Raise the prices of their policies; policies that happen to be paid for by us, the patients receiving this over-priced care.
It is a vicious cycle, and we, as the consumers who are supposed to drive the prices in a free market, are powerless to control the cost we pay for health care. Even if we all stopped seeking care (consumer demand decreases), the Health Systems wouldn’t drop their prices to encourage us to come back. They would raise prices to ensure the revenue keeps coming in from the people who are willing to pay, or from the people who are ignorant to their higher price.
The bar that represents the cost of Health Care services has been set uncharacteristically high, and the players in the Health Care industry have grown accustomed to fat checks and minimal control from governing bodies in their profit-oriented decision making.

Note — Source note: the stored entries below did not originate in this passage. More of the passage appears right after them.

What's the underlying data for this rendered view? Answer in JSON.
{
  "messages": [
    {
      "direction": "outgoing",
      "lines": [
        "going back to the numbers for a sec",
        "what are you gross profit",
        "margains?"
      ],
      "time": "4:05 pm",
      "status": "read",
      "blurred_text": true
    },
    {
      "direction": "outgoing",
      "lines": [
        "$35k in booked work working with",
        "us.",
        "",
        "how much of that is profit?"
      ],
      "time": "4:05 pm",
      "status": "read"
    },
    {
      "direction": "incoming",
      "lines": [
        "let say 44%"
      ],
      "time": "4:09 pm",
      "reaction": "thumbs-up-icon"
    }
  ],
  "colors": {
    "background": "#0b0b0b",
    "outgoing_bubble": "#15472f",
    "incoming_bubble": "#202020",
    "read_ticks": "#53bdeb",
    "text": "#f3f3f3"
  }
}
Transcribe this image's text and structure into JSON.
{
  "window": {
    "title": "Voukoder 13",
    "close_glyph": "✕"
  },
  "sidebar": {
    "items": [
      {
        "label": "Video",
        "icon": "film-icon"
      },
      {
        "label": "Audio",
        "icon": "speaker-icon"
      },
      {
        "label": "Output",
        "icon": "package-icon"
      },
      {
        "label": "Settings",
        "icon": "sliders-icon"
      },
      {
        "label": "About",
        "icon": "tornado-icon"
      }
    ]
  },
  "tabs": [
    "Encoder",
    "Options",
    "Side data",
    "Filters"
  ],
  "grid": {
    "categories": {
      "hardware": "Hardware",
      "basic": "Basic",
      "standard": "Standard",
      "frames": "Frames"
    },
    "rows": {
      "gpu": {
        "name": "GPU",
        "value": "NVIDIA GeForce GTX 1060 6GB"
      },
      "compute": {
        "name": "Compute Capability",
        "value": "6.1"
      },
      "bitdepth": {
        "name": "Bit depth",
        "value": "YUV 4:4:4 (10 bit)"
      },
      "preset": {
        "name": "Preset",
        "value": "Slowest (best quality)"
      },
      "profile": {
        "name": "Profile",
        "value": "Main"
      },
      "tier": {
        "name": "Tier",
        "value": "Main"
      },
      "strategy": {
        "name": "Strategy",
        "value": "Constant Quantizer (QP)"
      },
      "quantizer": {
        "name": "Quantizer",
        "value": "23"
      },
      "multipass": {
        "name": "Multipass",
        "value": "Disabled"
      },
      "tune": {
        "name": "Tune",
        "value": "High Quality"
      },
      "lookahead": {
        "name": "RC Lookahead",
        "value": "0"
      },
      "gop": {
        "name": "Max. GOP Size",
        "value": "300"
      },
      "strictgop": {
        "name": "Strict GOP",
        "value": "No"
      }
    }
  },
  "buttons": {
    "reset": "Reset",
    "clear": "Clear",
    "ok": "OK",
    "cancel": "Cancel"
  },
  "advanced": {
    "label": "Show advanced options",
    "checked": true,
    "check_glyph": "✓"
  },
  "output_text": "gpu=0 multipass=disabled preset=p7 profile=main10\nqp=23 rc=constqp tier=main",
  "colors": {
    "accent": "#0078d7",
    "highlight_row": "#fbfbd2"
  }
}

Things need to change, and this change is only going to happen if we, the patients of the United States, stand up and say something about it. Empower yourselves today by reading, learning and questioning the costs that you pay for health care services.
Prepare yourself, so that you do not, like so many other Americans, fall victim to the system.
I would recommend you read the book An American Sickness, written by Elisabeth Rosenthal, editor-in-chief of Kaiser Health News.
Her synopsis of the profit-driven relationships amongst the players of the health care industry proves that ultra-inflation exists as a result of lax governance and monopolistic business decisions that often times disregard patient outcomes. There are ways that we, the patients, can catalyze the transition to more value-driven (higher outcomes at lower costs) health care delivery; and you can find out what they are in her book.
Knowledge is power; and unfortunately, right now most of us are powerless.